TROY, Mich. — Mark Gaffney, president of the Michigan AFL-CIO, addressed its 27th biennial convention here May 15 and called for labor to put the word “movement” back on its agenda.

He cited labor’s history and its responsibility to both build a powerful organization and to reach into the community to build a movement for labor rights, equality and justice.

Gaffney said the progressive movement could not survive without labor, but that a period of “business unionism” in the 1960s and 1970s had separated labor from too many progressive movements and all suffered because of it.

“That is beginning to change,” he said, citing “labor’s leading role in the political tide that swept the country in 2006. We fed it, and it fed us.”

Gaffney told the delegates that the AFL-CIO will launch an initiative in Michigan to go door to door to sign up people in 200,000 households as associate members of the AFL-CIO. He said unions must unite with the community of nonunion workers and their families.

Andy Levin, deputy director of the Michigan Department of Labor, spoke about what needed to be done to “get Michigan moving.”

“While capital goes wherever it wants,” Levin said, “we need rules of the road for global trade that guarantee workers the right to organize and ensure workers get equitable wages.”

Levin, who worked in the national AFL-CIO’s organizing department for 10 years, said the only way to stop the “terror campaign” that companies initiate after workers vote to form a union is to pass the Employee Free Choice Act, which contains stiff penalties for such abuses.

Regarding the state’s budget crisis, Levin said Michigan is one of only eight states with a flat income tax.
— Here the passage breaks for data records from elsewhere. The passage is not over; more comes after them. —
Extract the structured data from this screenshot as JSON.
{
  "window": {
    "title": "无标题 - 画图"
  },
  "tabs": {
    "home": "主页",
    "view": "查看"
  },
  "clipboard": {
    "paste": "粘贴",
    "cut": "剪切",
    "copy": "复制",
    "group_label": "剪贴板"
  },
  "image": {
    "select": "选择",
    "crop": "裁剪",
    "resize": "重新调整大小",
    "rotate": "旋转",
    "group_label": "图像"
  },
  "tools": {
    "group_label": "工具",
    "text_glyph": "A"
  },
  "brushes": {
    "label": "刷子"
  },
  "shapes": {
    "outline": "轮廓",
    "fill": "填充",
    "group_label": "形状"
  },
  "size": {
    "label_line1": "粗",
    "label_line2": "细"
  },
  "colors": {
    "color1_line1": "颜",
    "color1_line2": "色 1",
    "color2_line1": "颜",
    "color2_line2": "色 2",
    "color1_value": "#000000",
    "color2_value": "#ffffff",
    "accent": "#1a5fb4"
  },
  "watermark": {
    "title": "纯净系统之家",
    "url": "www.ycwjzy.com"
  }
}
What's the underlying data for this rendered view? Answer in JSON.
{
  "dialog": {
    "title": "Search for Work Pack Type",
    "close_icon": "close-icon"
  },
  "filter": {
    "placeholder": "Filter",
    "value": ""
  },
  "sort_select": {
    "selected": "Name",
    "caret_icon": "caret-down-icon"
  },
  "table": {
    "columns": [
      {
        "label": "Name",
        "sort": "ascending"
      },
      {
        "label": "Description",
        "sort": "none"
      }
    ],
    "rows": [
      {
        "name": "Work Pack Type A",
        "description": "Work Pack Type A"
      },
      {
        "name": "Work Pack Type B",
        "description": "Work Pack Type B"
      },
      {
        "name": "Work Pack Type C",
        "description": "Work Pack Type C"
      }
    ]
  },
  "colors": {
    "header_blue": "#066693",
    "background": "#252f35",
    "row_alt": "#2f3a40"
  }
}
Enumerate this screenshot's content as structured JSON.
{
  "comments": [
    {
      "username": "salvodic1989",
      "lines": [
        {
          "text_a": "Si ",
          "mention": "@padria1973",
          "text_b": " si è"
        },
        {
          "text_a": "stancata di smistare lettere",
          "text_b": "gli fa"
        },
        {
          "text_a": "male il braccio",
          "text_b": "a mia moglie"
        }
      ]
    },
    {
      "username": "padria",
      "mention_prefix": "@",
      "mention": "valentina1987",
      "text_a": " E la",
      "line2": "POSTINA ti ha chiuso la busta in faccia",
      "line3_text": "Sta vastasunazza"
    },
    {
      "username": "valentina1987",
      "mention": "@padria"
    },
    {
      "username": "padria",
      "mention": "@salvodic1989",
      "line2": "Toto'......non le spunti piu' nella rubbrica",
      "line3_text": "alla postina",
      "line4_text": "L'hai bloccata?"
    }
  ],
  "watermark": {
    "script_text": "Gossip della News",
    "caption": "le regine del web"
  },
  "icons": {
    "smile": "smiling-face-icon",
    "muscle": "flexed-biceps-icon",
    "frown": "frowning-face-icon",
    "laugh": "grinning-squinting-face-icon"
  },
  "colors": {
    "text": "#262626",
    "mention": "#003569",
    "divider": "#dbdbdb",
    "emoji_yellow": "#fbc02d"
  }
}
While Republicans only want to take an ax to state programs, “we need to put workers, justice and children back into the discussion. We have to have the guts to get a progressive income tax.”

Levin called for a “No Worker Left Behind” program that would give any unemployed worker — and anyone currently working with a family income under $40,000 — up to two years of free tuition for retraining. Gov. Jennifer Granholm supports the proposal, he said.